When I was homeless during Hurricane Sandy, I thought God was punishing me for taking things for granted. Even though 17 days is a very short period of time, I felt that there would be no end to my condition. My grandfather said that I should take this time as a time to build character. Instead I took this time as a time to create self-pity and misery within myself.
I didn’t think of this as a time to take appreciation for the blessings God has given me. Instead of taking each day and being grateful for the couch I was sleeping on, I wanted the world to pity me so that I seek attention instead of thinking about what I could learn from my difficulty.
I have experienced earth quakes, hurricanes, been the witness of gunshot incidents, and have even been shot at. I don’t let catastrophe consume myself worth or my perspective. I don’t think that when bad things happen it means that my life has reached the bottom. Instead I let my bad experiences be used to help others who are going through similar times of struggle.
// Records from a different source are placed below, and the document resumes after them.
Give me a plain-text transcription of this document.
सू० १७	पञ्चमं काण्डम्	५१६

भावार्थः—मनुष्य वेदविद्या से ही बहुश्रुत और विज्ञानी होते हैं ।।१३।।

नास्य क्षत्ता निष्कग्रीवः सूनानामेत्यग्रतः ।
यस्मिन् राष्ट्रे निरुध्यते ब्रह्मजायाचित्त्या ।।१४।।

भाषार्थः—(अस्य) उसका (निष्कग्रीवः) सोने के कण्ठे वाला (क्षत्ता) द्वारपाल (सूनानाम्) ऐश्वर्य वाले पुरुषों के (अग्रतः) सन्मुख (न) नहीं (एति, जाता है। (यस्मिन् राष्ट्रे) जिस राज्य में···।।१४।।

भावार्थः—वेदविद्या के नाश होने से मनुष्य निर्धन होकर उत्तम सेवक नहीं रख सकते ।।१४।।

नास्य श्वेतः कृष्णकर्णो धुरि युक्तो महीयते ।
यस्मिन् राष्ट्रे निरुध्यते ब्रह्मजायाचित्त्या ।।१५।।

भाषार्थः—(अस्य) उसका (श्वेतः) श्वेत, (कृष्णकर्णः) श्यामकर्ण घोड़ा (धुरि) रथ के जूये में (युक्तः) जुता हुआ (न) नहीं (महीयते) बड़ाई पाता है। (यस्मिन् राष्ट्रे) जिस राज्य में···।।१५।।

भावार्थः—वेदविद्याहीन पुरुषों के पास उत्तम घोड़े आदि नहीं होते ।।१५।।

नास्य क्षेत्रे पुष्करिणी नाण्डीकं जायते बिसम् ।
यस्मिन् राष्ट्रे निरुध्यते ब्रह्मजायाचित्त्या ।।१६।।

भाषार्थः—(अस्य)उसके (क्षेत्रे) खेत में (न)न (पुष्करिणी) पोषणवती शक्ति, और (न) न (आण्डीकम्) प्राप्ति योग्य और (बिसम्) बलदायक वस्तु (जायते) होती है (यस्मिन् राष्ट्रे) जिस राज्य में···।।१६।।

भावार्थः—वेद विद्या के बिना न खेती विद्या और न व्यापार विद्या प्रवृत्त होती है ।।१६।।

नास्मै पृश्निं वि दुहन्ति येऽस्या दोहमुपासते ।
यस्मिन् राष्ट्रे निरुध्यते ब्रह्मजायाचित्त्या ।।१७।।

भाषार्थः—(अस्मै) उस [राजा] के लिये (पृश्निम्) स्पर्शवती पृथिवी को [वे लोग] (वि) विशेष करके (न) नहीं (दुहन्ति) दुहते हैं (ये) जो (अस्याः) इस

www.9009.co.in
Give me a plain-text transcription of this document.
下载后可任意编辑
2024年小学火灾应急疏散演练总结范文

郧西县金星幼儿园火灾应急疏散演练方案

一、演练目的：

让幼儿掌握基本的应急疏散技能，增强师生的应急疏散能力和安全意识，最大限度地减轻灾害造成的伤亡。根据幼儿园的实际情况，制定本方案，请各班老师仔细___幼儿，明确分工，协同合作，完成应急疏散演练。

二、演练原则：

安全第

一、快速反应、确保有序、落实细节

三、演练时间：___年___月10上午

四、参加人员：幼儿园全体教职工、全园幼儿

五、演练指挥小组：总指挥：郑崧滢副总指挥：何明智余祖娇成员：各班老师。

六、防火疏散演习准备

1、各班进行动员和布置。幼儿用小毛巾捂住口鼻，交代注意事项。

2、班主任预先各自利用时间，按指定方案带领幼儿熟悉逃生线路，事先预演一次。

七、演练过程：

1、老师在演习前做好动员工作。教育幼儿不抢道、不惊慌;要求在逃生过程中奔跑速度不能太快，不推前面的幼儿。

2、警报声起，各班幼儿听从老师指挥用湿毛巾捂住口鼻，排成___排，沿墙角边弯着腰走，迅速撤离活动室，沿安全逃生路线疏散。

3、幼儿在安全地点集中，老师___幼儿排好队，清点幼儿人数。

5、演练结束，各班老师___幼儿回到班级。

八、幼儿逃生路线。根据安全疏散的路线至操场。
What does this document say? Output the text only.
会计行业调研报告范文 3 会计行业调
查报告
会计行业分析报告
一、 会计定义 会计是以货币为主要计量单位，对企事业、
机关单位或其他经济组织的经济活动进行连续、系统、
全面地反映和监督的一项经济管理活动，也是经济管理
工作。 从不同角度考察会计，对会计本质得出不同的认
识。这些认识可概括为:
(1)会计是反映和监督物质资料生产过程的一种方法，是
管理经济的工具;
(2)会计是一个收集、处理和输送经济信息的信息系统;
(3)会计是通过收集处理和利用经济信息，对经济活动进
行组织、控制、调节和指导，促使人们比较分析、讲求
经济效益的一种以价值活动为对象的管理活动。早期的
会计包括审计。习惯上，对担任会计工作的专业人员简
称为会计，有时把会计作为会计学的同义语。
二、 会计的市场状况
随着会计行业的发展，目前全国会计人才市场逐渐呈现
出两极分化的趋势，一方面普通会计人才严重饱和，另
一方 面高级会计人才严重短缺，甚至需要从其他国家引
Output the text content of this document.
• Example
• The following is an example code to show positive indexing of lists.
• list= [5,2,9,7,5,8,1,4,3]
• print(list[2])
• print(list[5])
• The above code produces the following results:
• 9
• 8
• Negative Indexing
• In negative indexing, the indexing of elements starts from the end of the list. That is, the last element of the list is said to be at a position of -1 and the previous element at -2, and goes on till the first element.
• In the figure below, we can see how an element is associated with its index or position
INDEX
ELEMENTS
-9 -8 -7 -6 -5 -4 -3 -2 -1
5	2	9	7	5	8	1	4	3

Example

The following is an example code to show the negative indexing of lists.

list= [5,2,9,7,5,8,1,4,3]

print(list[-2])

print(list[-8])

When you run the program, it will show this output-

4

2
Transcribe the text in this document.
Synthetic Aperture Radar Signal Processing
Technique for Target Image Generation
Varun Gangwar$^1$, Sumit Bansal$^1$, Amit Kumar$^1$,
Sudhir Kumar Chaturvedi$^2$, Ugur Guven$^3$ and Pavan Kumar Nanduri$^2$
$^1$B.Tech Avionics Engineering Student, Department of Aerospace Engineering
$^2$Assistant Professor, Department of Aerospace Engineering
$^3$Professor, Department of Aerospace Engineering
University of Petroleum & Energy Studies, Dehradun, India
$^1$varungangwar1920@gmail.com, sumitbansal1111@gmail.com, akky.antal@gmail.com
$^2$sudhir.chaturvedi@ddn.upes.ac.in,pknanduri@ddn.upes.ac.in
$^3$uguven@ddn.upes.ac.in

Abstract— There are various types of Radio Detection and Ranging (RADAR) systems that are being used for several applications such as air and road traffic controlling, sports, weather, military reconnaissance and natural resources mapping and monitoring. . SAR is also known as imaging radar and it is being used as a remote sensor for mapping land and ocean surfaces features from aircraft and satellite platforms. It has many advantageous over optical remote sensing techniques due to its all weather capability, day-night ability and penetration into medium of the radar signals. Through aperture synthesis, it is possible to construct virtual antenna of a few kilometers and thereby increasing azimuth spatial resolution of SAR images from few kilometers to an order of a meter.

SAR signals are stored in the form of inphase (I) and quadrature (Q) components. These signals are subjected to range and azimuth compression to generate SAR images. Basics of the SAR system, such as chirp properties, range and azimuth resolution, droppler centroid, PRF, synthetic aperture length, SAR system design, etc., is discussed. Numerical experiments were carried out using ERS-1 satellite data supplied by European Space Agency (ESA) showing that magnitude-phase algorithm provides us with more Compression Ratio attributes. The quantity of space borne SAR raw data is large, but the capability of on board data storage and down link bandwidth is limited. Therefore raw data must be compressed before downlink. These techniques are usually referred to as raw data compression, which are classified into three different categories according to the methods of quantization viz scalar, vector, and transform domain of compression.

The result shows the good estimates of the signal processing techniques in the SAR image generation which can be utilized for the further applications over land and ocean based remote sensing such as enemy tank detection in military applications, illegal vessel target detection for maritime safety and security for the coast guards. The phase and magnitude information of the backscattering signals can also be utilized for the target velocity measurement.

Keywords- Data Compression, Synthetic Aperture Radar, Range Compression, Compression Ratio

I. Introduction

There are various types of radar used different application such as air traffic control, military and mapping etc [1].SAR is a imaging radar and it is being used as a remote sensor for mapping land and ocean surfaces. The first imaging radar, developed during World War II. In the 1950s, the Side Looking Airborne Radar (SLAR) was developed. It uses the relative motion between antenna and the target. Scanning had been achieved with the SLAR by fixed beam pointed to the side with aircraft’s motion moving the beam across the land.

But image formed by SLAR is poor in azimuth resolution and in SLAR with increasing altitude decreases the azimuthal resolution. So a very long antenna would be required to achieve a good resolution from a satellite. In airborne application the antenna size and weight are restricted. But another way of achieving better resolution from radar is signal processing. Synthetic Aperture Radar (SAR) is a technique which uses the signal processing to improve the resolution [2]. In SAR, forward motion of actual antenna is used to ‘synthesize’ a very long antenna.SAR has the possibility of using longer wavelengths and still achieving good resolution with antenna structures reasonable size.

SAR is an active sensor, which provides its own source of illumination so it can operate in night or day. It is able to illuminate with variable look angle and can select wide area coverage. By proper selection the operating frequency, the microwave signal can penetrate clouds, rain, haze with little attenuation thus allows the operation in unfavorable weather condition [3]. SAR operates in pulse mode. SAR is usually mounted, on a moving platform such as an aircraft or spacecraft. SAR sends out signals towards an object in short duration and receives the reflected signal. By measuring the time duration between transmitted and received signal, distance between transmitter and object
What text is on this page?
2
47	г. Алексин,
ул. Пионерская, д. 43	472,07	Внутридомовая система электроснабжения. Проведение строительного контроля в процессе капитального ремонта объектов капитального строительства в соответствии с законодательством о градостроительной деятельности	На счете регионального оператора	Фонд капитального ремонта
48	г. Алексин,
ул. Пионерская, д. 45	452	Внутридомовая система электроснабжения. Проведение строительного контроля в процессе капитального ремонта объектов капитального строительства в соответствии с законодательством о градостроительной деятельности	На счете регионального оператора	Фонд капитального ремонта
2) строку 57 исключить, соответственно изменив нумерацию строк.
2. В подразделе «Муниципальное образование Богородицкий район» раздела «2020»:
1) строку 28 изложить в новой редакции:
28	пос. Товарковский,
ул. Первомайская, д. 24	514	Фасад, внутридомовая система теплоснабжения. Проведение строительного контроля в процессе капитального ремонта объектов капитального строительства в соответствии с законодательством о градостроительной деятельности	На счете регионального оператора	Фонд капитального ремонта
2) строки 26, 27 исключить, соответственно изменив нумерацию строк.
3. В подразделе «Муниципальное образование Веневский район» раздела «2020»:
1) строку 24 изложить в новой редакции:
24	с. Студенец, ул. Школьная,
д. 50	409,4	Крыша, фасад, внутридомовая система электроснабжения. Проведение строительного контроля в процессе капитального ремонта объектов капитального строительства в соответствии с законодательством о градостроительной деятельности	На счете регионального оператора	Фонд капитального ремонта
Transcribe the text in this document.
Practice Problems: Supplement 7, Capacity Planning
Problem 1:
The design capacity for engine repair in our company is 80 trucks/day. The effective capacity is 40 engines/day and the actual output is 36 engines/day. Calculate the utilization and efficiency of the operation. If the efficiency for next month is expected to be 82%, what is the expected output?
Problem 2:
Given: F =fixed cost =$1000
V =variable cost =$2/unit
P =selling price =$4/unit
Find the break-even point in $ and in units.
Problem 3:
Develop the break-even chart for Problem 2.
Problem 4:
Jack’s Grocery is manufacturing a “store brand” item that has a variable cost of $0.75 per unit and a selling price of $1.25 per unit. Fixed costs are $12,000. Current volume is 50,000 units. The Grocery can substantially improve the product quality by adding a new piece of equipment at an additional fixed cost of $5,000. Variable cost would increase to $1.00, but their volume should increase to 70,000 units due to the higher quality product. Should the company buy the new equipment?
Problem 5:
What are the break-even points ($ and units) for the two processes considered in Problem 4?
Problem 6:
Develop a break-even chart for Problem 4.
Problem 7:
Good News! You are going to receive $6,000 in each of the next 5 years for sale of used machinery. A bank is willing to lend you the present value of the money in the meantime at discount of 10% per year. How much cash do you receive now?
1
I understand that I am not able to control everything. If I did, then republicans would not exist, college student loans would not be a generational problem, and I would probably change our entire economy to an economy of sustainability instead profit. I use the serenity prayer to communicate with God to remind myself that I don’t have control over everything. It is inevitable that I may experience difficulty again at the age of 27. I understand that there will be plenty of times where I will face difficulty in my life. Instead of letting my self-pity and misery take over, I use humility, patience and persistence to be able to take over the unfortunate events that I have had to face and will face in my life.